Volume 21, Number 51 | The Newspaper of Lower Manhattan | May 8 - 14, 2009
Build the W.T.C. now — recessions don’t last for decades
By Dave Stanke
It was never going to be easy. The challenges were overwhelming. Rebuilding the World Trade Center required dedication to a vision. It would require the best of execution. Most of all, it required a commitment to possibilities and the willingness to take risks. The effort to rebuild the W.T.C. was the manifestation of the human struggle to overcome despair.
Now the Port Authority has flinched. Vast sums have been spent but progress is lacking. Silverstein still has the vision and has demonstrated the ability to execute. But with the deep national recession, teetering banks will not risk the capital needed to complete the job. If the Port Authority doesn’t agree to backstop Silverstein’s financing to get the full W.T.C. built, Downtown will have failed, and all of the 9/11 recovery rhetoric will be exposed as meaningless.
In response to a terrorist attack that destroyed 10 million square feet of commercial real estate, a transportation center, a hugely profitable retail center, and the center of Downtown Manhattan; the Port Authority has commissioned a study of office space demand. The Cushman & Wakefield study predicts a dire future for the city. The Port has exchanged vision for excuses. The report is not rational; it is a rationalization for weakness and mistakes.
The Port’s 30-year forecast for the W.T.C. is blatantly biased in support of Cushman’s and the Port’s narrow self interest. In their view, W.T.C. Tower 1 (a k a Freedom Tower) will lease up twice as fast as Silverstein’s more marketable Tower 2. C & W does not project the start of construction on Tower 3 until a year after Tower 2 is full. This would leave five years with no available office space at the site! They believe that the city can add just three office buildings over four business cycles. Cushman and Wakefield should consider downsizing itself, not the W.T.C.
A year ago, everyone was looking for ways to expand commercial real estate for a growing economic base. Cushman, real estate developers, City Hall, corporations, newspaper owners — every major player in the city — was desperate to develop. Now, just a year later, we don’t need new office buildings for 30 years? The mayor and many others project a recovery starting in a year or so.
When a business wants to take a direction, they commission a study with a predetermined result. This study is a rationalization for controversial decisions and a distraction from past mistakes. The Port Authority doesn’t want to support Silverstein in the rebuilding of the W.T.C. They paid Cushman & Wakefield to cover themselves.
I have supported the Port Authority’s efforts to expand transportation and retail for Downtown. In the post 9/11 recession, Downtown was abandoned by businesses and residents. The need for expansion was not obvious. The proverbial 9/11 family activists opposed Path train expansion because it would cover a few of the “historic” Twin Tower column footings. On their own project, the Port Authority went forward with the expansion.
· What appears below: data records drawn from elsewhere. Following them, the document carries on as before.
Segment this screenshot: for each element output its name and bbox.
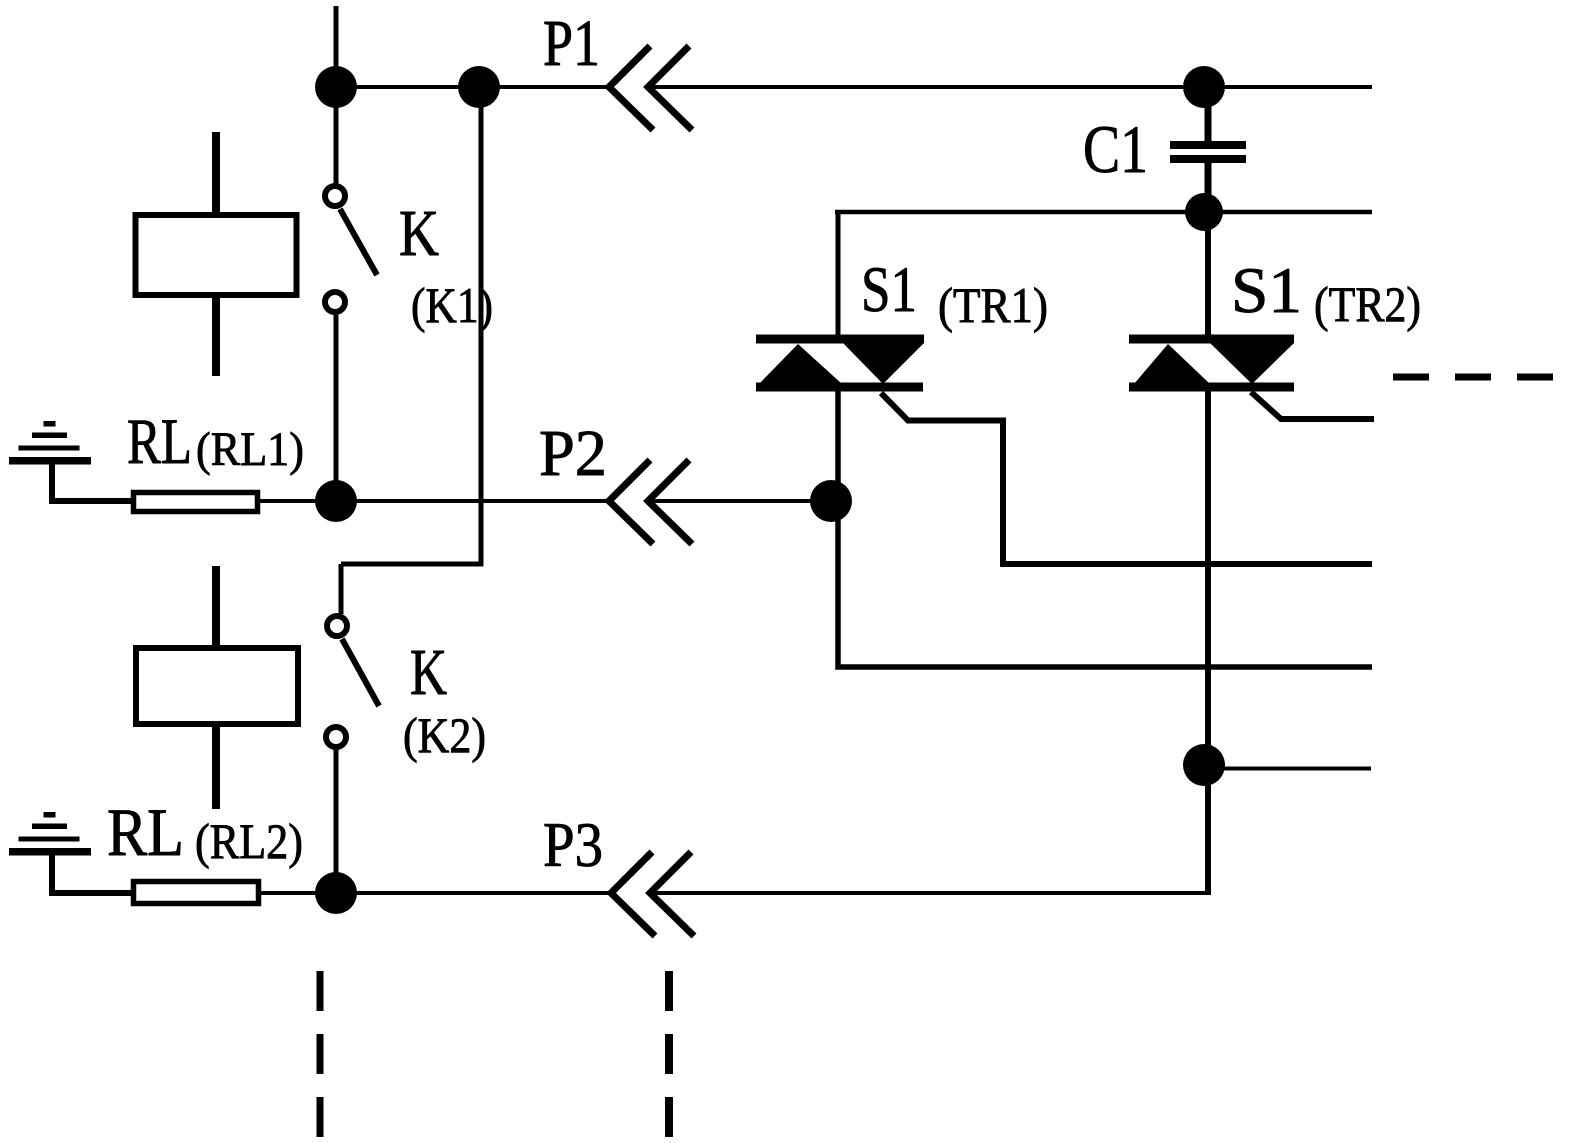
wire TR1 anode lead up: [836, 212, 841, 336]
wire P2 left segment: [336, 499, 609, 503]
svg-text:(K1): (K1): [411, 277, 493, 333]
node junction dot P2 at TR1: [810, 480, 852, 522]
switch K2 bottom contact: [326, 727, 346, 747]
svg-text:(TR1): (TR1): [938, 277, 1048, 333]
svg-text:K: K: [399, 197, 439, 270]
wire TR1 gate path: [881, 393, 1372, 564]
capacitor C1 top node dot: [1183, 66, 1225, 108]
switch K1 blade: [340, 209, 377, 275]
wire TR2 gate path: [1251, 392, 1374, 419]
ground 2: [9, 812, 91, 856]
wire ground1 stem: [52, 462, 133, 501]
wire C1 top lead: [1205, 87, 1212, 142]
svg-text:(K2): (K2): [403, 707, 486, 763]
node junction dot RL1: [315, 480, 357, 522]
triac TR2 left triangle: [1134, 344, 1210, 384]
triac TR1: [756, 212, 1372, 667]
wire TR1 cathode lead down and bottom horizontal: [838, 391, 1372, 667]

I joined fellow community members to challenge decisions that have cost the Port (and the public) hundreds of millions of dollars. The size and placement of the memorial have consumed vast areas of W.T.C. infrastructure, forcing investment in a completely new bathtub. The Port is still struggling with technical hurdles to clear the new bathtub . . . and is still paying. Why, after years of fiscal irresponsibility, are they suddenly pulling back now?
Despite the Port’s negative prognosis, it has numerous plans to expand transportation into the city. In the midst of a serious recession, every one of their transportation projects could be postponed. If we don’t need the commercial center Downtown, why do we need expanded transportation?
The Port Authority’s capital plan says “the New York-New Jersey region is experiencing remarkable growth. By 2020, our region will be home to 1.6 million more residents, 1.4 million more jobs, and a $500 billion increase in its Gross Regional Product.” This 2007 to 2016 capital budget anticipates $29 billion of investments, including $8.4 billion on the W.T.C. and Path Hub.
If the C&W negative prognosis has any validity, the Port should take a hatchet to its budget. The Port should cancel all expenditures on the Path hub.
If the full plan moves forward, it will be a smashing success. Silverstein has executed on every one of his projects. Seven W.T.C. is evidence of that. He got 1 W.T.C. going despite numerous hurdles and redesigns. Now progress has slowed with the Port at the helm. From philosophical, business and urban planning perspectives, we need to build out the W.T.C. A completed W.T.C. will enhance everything on site and around it. Further delays, redesigns, and scaling back will put a ball and chain around the future of Downtown.